「正しい日本語」というけれど
Twitterをながめていると、ときどき出てくる「正しい日本語」講座。
先輩ライターが「注意してね」という意味で発信をしているケースが多く、同業者として非常に参考になっている。
ただ、仕事外での主張としては「100%正しい日本語などあるのか?」と考えている天邪鬼。
言葉は常に変化するものであって、何をもって正しいとするのかがあいまいだからだと考えている。
中学高校の古典で必ず学習する「竹取物語」。
冒頭文はこうだ。
今は昔、竹取の翁という者ありけり。野山に交じりて竹を採りつつ、よろづのことに使ひけり。名をば讃岐の造となむいひける。(作者不詳『竹取物語』)
私は30年しか生きてきていないので知らないだけかもしれないが、こんなしゃべり方・書き方をする人に未だかつてあったことがない。
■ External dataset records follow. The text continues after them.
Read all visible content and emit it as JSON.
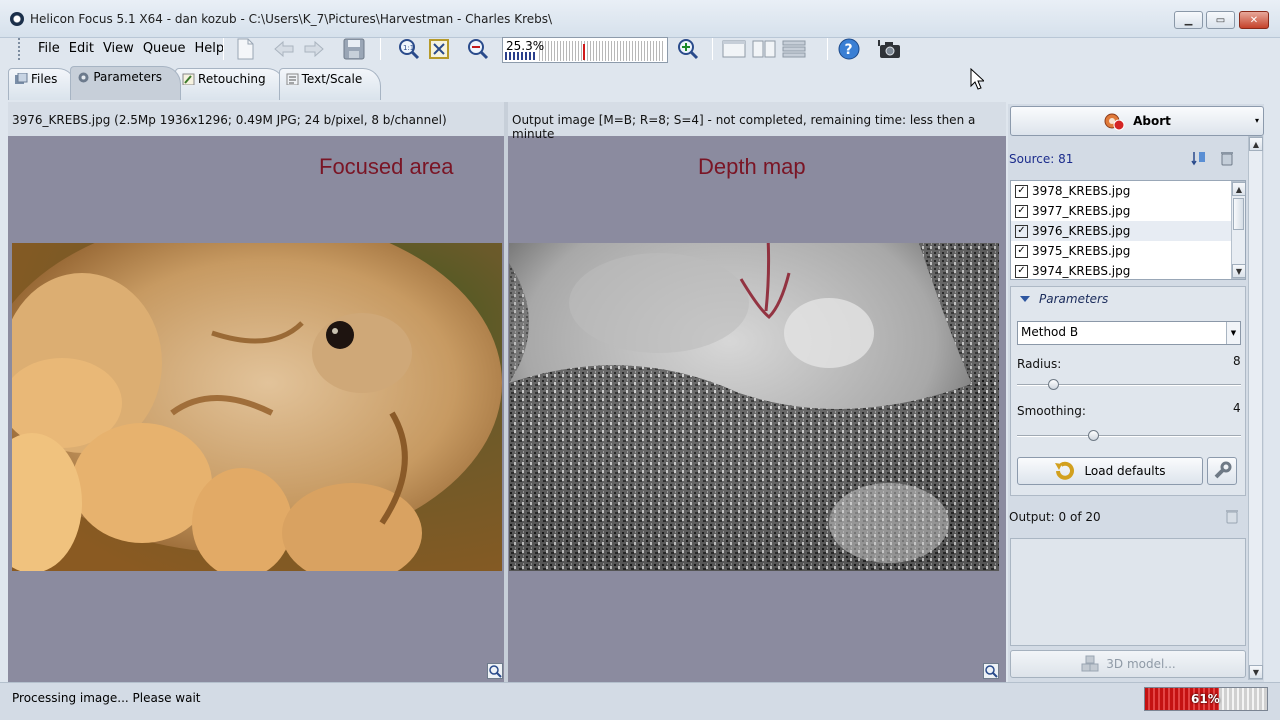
{
  "window": {
    "title": "Helicon Focus 5.1 X64 - dan kozub - C:\\Users\\K_7\\Pictures\\Harvestman - Charles Krebs\\",
    "min_glyph": "▁",
    "max_glyph": "▭",
    "close_glyph": "✕"
  },
  "menu": [
    "File",
    "Edit",
    "View",
    "Queue",
    "Help"
  ],
  "toolbar": {
    "zoom_value": "25.3%"
  },
  "tabs": [
    "Files",
    "Parameters",
    "Retouching",
    "Text/Scale"
  ],
  "active_tab": "Parameters",
  "left_panel": {
    "header": "3976_KREBS.jpg (2.5Mp 1936x1296; 0.49M JPG; 24 b/pixel, 8 b/channel)",
    "annotation": "Focused area"
  },
  "right_image_panel": {
    "header": "Output image [M=B; R=8; S=4] - not completed, remaining time: less then a minute",
    "annotation": "Depth map"
  },
  "side": {
    "abort_label": "Abort",
    "source_label": "Source: 81",
    "files": [
      {
        "name": "3978_KREBS.jpg",
        "checked": true
      },
      {
        "name": "3977_KREBS.jpg",
        "checked": true
      },
      {
        "name": "3976_KREBS.jpg",
        "checked": true
      },
      {
        "name": "3975_KREBS.jpg",
        "checked": true
      },
      {
        "name": "3974_KREBS.jpg",
        "checked": true
      }
    ],
    "selected_file": "3976_KREBS.jpg",
    "parameters_title": "Parameters",
    "method": "Method B",
    "radius_label": "Radius:",
    "radius_value": "8",
    "smoothing_label": "Smoothing:",
    "smoothing_value": "4",
    "load_defaults_label": "Load defaults",
    "output_label": "Output: 0 of 20",
    "model_label": "3D model..."
  },
  "status": {
    "text": "Processing image... Please wait",
    "progress": 61,
    "progress_label": "61%"
  }
}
「1000年も前なのだから当然だろう」と思われるかもしれないが、当時はこれが正しい日本語だったわけで、現代の日本語などもはや日本語ではないかもしれない。
もうひとつ、時代を下った例を。
此の世のなごり。夜もなごり。死に行く身をたとふれば、あだしが原の道の霜(近松門左衛門『曾根崎心中』)
『曽根崎心中』の有名な文句である。
ここまで時代が下ってくると辞書なしでも何となくわかる。
が、現代の日本語と比べてもやや違う。
最後にもうひとつ。
私はそれから時々先生を訪問するようになった。行くたびに先生は在宅であった。先生に会う度数が重なるにつれて、私はますます繁く先生の玄関へ足を運んだ。(夏目漱石『こころ』)
現代国語の教科書に採用される夏目漱石の作品の一部。
ほぼ全文わかるが、「会う度数」「ますます繁く」など聞き慣れない表現も多い。
わずか100年程度でも日本語は変わっているのだ。
昨今、テレビやスマホの影響で新しい言葉の拡散は加速している。
中学生ぐらいに違和感を覚えた「全然おいしい」も今では普通になった。
話者が多い言語は変化を続けると、ある日本語学者の講演会で聞いたことがある。
逆に言えば、変化しない言語はあとは絶滅するのみだという。
恐ろしい話である。
お金をもらっている以上、現在の「正しい日本語」に照らし合わせた文章を提供する必要はある。
ただ、一方で言葉の変化にアンテナを張っていないと務まらない仕事ではないかとも思う。
変化を続けているのは私たちの主戦場であるネットの世界だけではないことを忘れてはいけない。